Further, since the relationship L / D between the diameter D of the fuel nozzle and the protruding distance L is set to 10 or less, the fuel nozzle can reliably collide with the slag without excessively protruding. Prevention of nozzle burnout can be achieved.

[Brief description of the drawings]

FIG. 1 is a sectional view of a main part of a coal gas furnace according to a first embodiment of the present invention.

FIG. 2 is a sectional view of a burner tip portion showing another embodiment of the monitoring means.

FIG. 3 is a sectional view of a main part of a coal gas furnace according to a second embodiment of the present invention.

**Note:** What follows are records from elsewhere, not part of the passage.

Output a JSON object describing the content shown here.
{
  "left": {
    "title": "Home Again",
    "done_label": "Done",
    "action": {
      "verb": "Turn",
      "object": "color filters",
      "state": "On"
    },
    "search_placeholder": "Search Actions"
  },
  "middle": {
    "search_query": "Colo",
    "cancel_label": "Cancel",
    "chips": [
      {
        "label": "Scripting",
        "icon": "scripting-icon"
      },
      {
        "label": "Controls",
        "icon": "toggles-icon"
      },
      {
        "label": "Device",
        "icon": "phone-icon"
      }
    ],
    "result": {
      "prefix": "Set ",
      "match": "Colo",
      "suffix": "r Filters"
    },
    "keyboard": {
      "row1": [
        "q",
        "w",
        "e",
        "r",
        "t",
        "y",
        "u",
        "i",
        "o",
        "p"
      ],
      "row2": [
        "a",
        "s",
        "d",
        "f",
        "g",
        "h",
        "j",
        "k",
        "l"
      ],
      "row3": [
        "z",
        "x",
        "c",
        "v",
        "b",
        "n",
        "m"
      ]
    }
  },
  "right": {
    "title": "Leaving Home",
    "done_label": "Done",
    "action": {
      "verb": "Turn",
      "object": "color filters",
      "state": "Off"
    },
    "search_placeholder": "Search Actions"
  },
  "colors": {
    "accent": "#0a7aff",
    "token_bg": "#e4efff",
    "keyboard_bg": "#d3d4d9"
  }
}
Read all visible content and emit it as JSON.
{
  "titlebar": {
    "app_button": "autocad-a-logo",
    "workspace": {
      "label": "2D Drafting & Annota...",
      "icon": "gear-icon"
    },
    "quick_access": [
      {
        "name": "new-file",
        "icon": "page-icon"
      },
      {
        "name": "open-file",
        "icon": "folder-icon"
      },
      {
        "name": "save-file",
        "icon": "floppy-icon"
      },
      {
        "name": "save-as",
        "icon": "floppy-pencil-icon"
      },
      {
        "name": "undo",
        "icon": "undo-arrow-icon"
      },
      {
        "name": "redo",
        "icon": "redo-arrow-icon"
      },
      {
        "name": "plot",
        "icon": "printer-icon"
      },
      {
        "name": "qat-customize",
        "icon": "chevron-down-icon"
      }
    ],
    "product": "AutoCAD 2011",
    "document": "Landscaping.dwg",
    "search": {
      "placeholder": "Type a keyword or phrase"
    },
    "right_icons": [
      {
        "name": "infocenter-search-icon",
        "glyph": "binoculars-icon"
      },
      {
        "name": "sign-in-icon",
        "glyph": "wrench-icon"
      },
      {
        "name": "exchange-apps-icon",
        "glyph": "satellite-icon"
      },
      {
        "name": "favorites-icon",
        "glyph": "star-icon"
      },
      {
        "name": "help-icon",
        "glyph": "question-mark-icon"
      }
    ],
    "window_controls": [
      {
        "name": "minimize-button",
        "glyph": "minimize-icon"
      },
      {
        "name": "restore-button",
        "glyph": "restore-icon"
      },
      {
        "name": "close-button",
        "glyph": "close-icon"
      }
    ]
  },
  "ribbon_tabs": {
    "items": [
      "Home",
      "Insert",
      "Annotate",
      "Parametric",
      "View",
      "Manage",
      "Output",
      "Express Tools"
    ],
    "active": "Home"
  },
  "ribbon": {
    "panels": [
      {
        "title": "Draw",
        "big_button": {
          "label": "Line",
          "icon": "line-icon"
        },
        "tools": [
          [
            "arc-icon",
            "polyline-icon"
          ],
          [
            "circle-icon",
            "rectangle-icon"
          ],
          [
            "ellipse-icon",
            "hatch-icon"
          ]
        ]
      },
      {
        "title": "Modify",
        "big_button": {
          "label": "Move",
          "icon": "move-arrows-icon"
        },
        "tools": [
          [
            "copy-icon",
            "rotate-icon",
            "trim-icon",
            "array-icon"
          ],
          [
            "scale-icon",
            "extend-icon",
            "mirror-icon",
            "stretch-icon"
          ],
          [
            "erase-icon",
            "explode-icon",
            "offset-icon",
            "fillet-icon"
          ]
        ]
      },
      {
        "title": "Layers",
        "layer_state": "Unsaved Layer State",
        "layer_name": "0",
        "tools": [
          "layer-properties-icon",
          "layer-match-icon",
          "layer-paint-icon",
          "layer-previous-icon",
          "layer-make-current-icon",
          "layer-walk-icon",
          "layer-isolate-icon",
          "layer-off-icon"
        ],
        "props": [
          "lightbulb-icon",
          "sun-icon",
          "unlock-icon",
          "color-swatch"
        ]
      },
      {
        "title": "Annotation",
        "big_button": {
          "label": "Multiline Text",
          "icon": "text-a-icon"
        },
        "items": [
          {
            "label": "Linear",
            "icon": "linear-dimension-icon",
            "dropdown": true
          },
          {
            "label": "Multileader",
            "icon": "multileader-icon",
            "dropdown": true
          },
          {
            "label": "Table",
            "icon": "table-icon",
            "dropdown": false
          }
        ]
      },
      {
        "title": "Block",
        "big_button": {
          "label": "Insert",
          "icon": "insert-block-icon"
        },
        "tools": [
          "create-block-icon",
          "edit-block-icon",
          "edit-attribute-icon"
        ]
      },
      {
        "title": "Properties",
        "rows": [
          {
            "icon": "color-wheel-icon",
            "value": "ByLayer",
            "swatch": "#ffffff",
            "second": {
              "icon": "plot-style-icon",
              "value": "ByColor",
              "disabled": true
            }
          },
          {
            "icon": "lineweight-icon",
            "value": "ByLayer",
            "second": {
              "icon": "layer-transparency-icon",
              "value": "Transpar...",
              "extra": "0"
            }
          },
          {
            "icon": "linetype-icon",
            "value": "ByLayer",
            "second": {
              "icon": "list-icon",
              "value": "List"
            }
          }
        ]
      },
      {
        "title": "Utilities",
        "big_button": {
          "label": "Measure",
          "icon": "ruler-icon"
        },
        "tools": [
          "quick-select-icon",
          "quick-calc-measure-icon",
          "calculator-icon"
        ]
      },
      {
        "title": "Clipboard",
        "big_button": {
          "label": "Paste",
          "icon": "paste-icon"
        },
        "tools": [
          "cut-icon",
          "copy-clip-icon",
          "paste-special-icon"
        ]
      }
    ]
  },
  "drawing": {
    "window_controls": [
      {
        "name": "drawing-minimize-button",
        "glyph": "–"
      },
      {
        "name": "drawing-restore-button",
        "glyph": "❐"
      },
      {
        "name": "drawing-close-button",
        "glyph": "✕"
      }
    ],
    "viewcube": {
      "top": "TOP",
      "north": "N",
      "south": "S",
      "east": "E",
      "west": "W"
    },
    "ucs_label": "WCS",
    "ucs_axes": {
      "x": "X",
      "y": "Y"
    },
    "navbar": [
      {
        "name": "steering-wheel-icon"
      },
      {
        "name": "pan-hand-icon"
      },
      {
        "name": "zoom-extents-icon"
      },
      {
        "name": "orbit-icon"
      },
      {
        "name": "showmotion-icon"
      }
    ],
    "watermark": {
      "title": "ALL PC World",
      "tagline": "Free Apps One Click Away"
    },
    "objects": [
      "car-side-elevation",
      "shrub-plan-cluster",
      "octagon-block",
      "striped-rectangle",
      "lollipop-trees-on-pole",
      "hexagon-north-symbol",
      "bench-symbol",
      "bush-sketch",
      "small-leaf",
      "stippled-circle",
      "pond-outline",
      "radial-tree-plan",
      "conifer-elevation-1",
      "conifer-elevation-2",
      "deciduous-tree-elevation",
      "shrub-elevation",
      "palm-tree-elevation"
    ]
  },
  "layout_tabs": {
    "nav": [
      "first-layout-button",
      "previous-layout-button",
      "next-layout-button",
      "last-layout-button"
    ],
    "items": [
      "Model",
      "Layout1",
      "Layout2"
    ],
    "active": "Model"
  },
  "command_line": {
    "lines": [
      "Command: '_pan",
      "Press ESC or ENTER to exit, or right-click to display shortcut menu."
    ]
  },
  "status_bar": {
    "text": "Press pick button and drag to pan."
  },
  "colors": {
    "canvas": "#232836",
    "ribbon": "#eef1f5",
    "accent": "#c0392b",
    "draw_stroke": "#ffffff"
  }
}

FIG. 4 is a perspective view of a tip portion of a fuel nozzle in FIG. 3;

FIG. 5 is a sectional view of a main part of a coal gas fired furnace according to a third embodiment of the present invention.

[Explanation of symbols]

 DESCRIPTION OF SYMBOLS 1 Coal gasifier 2 Furnace wall 3 Burner 4 Water cooling nozzle 5 Gasification agent supply cylinder 6 Supply port 7 Pressure seal 8 Fuel nozzle 9 Air cylinder 11 Slag 12 Control means 15 Temperature detection means 16 Differential pressure detection means 17 Optical fiber 21 Metal fitting 22 Burner F Fuel S Gasifier

──────────────────────────────────────────────────続 き Continued on the front page (51) Int.Cl. ⁷ Identification symbol FI theme coat ゛ (Reference) F23J 1/06 F23J 1/06

Claims (7)

[Claims] In a coal gasification furnace in which a burner provided with a fuel nozzle to which pulverized coal is supplied faces the inside of the furnace, the fuel nozzle is movably supported in the axial direction, and the fuel nozzle is driven to protrude inside the furnace. A coal gasifier comprising means. 2. The coal gasifier according to claim 1, wherein a gasifying agent supply cylinder is provided outside the fuel nozzle of the burner, and a metal fitting is provided on an outer periphery of a tip of the fuel nozzle. 3. A burner according to claim 1, further comprising: a monitor for monitoring a tip portion of the burner; and a controller for controlling driving of the drive unit based on information of the monitor.
The control means is provided with a judgment function for judging that the slag has adhered and solidified on the tip of the burner. When the slag adhered and solidified on the tip of the burner, the driving means is driven to move the fuel nozzle inside the furnace. A coal gasifier characterized by being driven to protrude from a coal gasifier. 4. The monitoring means according to claim 3, wherein the monitoring means is a temperature detecting means for detecting a temperature of a tip portion of the burner, and a judging function of the control means judges a decrease in the temperature to judge the adhesion and solidification of the slag. A coal gasifier characterized by the above. 5. The control means according to claim 3, wherein the monitoring means is a pressure difference detecting means for detecting a pressure difference between a pressure near the tip of the burner and a pressure in the fuel nozzle or the gasifying agent supply cylinder. The coal gasifier has a judging function of judging a rise in differential pressure to judge slag adhesion / solidification. 6. The monitoring device according to claim 3, wherein the monitoring device is a brightness detection device for detecting brightness near a tip portion of the burner, and the determination function of the control device determines a decrease in the brightness to determine the adhesion and solidification of the slag. A coal gasifier characterized by making a judgment. 7. The coal gasifier according to claim 1, wherein the relationship L / D between the diameter D of the fuel nozzle and the projection distance L is 10 or less.